It’s time for a new political party

It’s been a long time since America had more than two viable political parties, and since those two parties were the Republican and Democratic parties. It’s time for that the change, but while many people I know have long hoped for the rise of the Green Party, I do not think this is the most likely scenario.

The Republican party has lost its identity. Like it or not, Sarah Palin is the face of the new Republican party. Anti-intellectual, xenophobic, conservative in every sense of the word, change-resisting. That is not the same Republican party that backed Lincoln back in its founding days, and it’s not even the same party as Reagan, and it’s certainly not the same party as Barry Goldwater.

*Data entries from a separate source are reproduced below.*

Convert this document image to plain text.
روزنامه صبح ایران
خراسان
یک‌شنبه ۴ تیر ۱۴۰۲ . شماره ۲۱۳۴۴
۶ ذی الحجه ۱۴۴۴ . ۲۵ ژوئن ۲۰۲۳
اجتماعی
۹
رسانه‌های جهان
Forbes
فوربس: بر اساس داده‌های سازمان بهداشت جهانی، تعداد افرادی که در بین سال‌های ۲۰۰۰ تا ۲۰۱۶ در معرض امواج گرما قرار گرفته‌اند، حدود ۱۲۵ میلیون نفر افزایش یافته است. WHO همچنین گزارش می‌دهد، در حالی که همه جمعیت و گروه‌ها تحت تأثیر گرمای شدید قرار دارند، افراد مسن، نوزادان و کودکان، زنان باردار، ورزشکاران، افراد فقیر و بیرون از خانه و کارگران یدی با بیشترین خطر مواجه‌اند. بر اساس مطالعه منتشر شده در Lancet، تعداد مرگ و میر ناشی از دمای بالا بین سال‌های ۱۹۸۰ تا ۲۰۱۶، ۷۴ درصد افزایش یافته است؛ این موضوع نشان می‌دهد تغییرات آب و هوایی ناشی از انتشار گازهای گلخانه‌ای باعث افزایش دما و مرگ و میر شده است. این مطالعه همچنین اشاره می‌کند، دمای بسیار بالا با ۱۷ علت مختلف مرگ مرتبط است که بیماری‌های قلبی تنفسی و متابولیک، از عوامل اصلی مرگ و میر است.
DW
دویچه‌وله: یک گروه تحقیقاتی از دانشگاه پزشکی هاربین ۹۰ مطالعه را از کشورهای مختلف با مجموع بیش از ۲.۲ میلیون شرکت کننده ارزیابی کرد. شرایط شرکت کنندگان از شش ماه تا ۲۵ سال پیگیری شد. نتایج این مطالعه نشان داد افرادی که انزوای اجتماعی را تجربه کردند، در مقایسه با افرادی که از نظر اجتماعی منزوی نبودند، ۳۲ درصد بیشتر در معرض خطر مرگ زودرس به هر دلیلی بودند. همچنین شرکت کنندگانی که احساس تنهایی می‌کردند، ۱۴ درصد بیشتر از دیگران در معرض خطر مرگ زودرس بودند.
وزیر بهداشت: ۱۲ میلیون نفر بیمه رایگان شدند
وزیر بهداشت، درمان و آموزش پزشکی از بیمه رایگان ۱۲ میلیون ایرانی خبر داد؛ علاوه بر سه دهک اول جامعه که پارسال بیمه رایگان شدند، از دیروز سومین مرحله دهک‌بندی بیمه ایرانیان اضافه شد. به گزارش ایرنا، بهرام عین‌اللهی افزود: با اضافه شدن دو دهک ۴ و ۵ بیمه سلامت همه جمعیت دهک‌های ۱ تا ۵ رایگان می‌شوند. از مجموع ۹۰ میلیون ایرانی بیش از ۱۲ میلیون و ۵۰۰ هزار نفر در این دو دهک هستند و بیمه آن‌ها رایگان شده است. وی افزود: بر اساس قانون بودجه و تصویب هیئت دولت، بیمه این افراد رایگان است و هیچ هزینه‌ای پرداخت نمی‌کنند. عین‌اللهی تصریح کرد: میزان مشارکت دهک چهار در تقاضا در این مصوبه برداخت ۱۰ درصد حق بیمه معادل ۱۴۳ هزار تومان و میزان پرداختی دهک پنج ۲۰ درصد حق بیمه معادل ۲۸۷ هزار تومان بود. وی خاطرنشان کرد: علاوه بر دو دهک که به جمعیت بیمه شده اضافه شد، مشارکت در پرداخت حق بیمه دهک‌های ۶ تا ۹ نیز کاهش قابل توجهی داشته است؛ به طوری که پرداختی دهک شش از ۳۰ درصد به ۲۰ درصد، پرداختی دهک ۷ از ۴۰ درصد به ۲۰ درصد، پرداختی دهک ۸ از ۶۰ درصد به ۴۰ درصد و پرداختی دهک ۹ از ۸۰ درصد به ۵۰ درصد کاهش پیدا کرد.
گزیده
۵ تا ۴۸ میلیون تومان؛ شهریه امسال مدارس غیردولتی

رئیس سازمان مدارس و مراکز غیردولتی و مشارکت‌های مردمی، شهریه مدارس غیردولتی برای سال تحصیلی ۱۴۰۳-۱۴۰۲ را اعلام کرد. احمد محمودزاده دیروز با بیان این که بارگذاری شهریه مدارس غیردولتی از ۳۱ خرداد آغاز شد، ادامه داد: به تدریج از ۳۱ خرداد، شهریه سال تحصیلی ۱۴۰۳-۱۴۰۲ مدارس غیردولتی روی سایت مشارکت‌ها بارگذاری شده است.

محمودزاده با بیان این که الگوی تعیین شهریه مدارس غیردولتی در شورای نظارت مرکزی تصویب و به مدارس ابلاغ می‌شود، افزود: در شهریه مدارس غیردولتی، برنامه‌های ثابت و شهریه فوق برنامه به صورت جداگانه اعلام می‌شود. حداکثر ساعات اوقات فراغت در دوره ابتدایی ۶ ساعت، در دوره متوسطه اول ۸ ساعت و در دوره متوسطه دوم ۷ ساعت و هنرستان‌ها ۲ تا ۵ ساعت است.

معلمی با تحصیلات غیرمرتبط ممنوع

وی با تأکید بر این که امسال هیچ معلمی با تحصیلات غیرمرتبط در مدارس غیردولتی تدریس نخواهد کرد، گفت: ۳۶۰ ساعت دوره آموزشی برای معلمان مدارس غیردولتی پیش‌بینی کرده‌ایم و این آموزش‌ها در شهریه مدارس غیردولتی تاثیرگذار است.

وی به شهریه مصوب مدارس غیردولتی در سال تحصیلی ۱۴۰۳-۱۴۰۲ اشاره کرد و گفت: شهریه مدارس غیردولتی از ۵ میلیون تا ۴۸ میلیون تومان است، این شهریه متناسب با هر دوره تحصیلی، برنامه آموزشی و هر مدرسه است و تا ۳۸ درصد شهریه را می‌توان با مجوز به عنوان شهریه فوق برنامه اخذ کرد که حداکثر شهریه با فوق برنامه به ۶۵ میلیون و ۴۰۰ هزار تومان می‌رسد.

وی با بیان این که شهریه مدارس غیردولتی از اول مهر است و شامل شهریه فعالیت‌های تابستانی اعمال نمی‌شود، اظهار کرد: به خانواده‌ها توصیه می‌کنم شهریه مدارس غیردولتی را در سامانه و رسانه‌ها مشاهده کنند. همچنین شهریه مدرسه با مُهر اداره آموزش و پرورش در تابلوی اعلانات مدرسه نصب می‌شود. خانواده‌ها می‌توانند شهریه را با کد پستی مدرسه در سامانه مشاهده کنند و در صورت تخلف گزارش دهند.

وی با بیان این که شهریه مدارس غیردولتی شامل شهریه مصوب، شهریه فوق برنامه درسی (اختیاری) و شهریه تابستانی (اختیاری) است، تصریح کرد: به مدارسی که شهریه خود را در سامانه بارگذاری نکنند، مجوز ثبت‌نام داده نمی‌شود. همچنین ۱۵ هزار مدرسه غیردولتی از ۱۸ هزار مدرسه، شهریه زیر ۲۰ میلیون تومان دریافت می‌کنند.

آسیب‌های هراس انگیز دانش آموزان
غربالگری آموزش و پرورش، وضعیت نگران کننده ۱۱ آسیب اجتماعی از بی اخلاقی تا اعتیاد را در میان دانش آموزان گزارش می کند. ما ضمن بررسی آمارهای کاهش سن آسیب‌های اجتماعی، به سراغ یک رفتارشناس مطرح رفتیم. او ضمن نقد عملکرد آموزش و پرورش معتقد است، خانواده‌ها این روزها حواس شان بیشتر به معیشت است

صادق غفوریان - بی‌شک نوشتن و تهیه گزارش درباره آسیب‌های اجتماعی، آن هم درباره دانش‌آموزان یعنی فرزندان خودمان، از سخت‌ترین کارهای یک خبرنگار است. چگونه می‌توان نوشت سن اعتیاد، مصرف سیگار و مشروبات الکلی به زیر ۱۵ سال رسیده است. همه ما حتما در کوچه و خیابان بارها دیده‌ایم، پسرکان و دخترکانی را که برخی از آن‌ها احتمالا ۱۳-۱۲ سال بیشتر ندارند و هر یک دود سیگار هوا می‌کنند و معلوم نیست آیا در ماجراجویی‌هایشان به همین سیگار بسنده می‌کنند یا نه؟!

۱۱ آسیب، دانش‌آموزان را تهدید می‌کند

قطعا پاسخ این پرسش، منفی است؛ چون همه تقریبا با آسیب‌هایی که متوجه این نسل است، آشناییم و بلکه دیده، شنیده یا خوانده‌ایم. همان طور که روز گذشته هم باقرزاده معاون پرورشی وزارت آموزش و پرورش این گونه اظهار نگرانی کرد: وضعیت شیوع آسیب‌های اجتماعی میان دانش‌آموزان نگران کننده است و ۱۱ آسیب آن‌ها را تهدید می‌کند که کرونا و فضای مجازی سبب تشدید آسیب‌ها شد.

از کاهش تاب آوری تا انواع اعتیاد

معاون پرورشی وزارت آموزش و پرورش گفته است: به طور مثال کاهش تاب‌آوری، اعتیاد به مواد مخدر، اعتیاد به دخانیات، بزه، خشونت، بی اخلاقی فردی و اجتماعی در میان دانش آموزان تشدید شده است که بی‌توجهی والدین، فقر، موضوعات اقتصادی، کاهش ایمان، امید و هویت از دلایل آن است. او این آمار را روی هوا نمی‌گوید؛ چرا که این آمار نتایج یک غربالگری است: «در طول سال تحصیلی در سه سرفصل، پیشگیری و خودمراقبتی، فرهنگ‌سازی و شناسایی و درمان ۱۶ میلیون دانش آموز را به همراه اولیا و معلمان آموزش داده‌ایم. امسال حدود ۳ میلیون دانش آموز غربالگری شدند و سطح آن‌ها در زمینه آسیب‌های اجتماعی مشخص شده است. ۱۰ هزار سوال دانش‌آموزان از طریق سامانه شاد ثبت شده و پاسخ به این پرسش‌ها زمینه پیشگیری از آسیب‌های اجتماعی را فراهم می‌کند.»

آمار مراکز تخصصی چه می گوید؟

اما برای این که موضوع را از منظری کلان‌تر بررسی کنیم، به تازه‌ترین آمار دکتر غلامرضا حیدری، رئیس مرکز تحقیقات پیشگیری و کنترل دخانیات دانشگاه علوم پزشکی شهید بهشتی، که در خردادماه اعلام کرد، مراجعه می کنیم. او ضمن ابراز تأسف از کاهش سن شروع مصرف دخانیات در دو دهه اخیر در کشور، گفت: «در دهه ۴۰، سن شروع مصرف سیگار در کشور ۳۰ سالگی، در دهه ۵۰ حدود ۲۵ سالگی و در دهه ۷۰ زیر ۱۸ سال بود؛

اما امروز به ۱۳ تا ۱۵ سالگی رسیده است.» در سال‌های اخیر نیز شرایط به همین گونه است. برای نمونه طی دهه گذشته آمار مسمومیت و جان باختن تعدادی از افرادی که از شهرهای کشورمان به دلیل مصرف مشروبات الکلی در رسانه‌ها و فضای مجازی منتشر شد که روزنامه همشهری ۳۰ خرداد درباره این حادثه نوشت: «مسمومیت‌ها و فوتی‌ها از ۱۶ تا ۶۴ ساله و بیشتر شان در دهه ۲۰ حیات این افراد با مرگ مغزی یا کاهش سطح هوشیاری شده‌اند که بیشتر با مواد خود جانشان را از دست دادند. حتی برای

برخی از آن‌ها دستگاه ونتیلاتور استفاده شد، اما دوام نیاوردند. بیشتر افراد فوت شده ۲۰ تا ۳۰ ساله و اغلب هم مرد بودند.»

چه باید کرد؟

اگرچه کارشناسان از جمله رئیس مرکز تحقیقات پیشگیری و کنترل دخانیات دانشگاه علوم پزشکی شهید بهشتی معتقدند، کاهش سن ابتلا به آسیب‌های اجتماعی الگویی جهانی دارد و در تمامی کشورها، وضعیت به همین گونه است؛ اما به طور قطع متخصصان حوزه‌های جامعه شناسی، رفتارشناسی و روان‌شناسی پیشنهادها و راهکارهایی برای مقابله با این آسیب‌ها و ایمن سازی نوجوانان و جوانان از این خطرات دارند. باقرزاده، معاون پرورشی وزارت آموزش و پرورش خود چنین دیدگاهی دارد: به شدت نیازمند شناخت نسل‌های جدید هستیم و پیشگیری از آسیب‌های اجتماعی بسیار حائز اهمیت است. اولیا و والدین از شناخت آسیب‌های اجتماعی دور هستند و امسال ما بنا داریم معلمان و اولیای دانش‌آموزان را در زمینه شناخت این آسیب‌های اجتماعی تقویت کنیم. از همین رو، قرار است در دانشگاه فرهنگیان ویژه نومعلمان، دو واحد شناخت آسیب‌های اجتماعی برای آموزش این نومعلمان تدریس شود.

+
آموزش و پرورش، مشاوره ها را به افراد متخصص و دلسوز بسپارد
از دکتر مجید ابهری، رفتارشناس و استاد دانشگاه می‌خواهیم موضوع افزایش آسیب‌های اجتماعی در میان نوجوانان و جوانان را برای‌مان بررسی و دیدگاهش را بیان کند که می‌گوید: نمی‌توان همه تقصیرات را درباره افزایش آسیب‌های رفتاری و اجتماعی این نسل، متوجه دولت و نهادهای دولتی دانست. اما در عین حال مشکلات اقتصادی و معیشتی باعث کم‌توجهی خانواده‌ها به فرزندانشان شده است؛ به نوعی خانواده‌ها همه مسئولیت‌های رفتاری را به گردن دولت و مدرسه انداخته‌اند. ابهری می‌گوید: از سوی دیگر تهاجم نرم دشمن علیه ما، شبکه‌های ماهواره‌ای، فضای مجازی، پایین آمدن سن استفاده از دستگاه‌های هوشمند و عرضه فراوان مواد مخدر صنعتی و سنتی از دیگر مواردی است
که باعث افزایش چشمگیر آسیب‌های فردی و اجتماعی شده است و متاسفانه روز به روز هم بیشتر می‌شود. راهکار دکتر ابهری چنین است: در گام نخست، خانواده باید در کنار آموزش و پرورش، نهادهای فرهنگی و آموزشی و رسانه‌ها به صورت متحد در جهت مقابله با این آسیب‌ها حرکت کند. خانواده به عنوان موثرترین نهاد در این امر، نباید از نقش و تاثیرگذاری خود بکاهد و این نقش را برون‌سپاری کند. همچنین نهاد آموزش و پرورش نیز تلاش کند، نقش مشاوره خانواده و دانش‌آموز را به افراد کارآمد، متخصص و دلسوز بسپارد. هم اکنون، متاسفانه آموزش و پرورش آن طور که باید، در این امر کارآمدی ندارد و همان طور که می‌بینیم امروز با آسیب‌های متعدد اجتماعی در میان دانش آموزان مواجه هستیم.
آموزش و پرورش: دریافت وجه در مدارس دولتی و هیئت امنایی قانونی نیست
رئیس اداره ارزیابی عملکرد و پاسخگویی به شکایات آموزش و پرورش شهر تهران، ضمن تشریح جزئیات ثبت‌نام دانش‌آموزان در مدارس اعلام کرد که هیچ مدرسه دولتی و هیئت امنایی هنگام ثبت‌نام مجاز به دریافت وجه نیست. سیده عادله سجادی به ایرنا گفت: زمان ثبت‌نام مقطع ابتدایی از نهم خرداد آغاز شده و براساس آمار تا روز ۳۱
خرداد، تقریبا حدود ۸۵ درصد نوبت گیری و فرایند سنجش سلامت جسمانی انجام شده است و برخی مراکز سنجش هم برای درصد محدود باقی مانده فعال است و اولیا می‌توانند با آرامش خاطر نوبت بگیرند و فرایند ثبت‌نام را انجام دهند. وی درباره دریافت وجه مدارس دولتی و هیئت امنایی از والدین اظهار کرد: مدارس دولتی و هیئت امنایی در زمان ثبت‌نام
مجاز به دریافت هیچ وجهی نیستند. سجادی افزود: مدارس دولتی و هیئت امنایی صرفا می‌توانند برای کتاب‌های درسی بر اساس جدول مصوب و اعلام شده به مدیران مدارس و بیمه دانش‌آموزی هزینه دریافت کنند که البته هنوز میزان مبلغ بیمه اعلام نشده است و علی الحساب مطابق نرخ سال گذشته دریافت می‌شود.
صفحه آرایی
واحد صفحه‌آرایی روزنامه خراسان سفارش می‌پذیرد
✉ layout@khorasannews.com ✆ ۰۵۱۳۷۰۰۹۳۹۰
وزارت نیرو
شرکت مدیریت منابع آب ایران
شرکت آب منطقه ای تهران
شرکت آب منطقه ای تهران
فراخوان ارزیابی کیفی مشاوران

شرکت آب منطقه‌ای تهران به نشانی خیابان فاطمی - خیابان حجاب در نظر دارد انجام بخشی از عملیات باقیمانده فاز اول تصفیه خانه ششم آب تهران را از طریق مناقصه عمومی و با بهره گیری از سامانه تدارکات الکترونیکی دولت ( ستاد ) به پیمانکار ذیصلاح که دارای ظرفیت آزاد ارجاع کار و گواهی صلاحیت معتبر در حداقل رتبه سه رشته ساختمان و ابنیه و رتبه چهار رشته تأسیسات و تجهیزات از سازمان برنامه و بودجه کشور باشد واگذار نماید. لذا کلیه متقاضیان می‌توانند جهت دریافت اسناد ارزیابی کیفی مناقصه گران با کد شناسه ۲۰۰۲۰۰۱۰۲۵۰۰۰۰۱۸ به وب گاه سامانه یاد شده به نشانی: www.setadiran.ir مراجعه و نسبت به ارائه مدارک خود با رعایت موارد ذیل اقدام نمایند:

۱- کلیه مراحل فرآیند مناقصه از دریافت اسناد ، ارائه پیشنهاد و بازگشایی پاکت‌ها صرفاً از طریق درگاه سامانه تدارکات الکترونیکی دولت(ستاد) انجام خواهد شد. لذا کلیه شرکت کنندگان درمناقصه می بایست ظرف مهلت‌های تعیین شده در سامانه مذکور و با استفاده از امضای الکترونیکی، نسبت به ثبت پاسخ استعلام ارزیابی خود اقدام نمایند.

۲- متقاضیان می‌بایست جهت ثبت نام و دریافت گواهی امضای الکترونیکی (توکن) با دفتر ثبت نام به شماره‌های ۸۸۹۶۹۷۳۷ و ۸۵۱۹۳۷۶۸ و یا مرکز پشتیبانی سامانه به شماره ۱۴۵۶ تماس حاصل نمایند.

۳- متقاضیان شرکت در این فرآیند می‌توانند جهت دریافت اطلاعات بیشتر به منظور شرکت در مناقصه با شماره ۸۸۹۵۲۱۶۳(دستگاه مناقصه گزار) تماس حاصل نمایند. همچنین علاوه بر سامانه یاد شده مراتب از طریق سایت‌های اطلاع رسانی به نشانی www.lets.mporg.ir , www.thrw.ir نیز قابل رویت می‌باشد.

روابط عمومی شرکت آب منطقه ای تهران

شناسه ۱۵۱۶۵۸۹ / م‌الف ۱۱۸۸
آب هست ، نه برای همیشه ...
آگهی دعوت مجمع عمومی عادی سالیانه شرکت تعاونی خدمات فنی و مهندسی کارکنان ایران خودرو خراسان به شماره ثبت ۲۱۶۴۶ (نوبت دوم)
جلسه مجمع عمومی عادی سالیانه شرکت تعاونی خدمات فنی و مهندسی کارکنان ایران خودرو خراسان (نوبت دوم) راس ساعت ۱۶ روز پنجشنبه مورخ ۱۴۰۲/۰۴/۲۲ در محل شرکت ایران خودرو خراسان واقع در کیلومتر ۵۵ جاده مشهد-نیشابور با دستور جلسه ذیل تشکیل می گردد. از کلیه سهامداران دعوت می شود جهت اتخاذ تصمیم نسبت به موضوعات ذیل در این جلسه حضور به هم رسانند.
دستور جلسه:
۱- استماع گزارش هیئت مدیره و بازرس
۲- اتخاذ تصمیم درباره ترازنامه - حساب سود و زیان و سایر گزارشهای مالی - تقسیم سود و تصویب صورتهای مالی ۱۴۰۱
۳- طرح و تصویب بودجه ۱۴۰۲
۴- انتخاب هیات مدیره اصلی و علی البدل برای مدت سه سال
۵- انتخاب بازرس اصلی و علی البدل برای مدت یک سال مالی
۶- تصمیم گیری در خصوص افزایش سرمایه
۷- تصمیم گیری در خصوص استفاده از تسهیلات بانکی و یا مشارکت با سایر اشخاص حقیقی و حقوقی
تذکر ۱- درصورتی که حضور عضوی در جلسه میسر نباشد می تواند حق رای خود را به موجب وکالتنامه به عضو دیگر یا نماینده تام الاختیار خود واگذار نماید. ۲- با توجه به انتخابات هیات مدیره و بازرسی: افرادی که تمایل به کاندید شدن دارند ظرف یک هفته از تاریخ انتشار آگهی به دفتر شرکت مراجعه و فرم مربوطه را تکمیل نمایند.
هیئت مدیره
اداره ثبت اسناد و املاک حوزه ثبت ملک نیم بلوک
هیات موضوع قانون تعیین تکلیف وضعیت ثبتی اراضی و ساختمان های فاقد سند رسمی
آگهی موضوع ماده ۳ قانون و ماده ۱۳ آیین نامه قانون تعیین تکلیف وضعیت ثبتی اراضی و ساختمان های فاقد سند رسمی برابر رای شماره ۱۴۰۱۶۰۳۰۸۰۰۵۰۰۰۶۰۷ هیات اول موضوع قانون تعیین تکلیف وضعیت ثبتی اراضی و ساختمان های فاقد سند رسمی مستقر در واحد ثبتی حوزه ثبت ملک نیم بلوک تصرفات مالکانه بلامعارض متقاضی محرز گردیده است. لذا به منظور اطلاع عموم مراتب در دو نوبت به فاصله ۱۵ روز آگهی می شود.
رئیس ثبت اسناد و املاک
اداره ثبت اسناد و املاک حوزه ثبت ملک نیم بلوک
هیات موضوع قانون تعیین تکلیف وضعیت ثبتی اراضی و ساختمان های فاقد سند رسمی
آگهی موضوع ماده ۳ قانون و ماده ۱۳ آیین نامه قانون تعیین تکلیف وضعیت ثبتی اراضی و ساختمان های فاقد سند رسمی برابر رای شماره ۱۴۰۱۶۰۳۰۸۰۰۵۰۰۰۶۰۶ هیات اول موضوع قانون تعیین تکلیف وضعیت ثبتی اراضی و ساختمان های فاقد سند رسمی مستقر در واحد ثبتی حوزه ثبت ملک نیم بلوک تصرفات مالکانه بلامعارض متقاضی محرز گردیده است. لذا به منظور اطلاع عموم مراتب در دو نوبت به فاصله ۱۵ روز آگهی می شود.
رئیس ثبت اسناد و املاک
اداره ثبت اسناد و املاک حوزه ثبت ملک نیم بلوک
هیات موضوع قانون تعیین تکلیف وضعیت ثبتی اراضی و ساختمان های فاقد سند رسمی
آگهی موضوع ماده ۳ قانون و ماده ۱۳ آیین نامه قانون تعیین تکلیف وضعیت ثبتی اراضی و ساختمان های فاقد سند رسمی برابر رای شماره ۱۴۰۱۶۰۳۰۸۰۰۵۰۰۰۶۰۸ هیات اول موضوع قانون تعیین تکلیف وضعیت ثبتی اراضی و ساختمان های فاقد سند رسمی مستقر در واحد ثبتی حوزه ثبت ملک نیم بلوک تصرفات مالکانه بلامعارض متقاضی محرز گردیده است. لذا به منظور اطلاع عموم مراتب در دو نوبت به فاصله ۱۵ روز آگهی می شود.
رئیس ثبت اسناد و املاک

I think it’s time for those fiscally conservative, socially tolerant Republicans to step up and officially leave their party. Perhaps they need to band together with the Libertarians. Perhaps they need to form their own party. But I think this is the bold new move that will change the political landscape, and make Sarah Palin a lot less relevant. And honestly, I may disagree with this segment of the population about how our nation’s financial resources should be spent (health care versus bombs) but I could imagine putting aside these disagreements at times and supporting candidates from this new party.

I honestly think that if Obama wins – and polls indicate he will – something like this will happen. The Republican party is close to imploding. And I think it’s exactly what needs to happen.


~ by realsupergirl on October 15, 2008.

2 Responses to “It’s time for a new political party”

  1. I agree — great blog and posting lately. Here’s my take on the last and final debate:

    what’s yours?

  2. Usually, parties don’t seem to form out of a faction leaving as much as a faction being expelled and the remaining, now stronger faction, trying to appeal to underrepresented factions in the majority party (in this case Democrats).

    For example, if the religious right wins, I expect them to try, a la Mike Huckabee, to run as economic populists and social conservatives. The religious right is ideologically fine with a welfare state and social programs and have some left-leaning positions on the environment (Sarah Palin excepted). This type of party would be strong in the south and in the rust-belt and might be *very* popular with the lower-middle-class.

    If the corporate wing of the party wins, I expect them to try to move left on social issues and become a more libertarian-like party. This party would have greater strength in the West and might be able to make inroads in the Northeast. It is likely to be more popular with big money groups, the educated, and the upper middle class.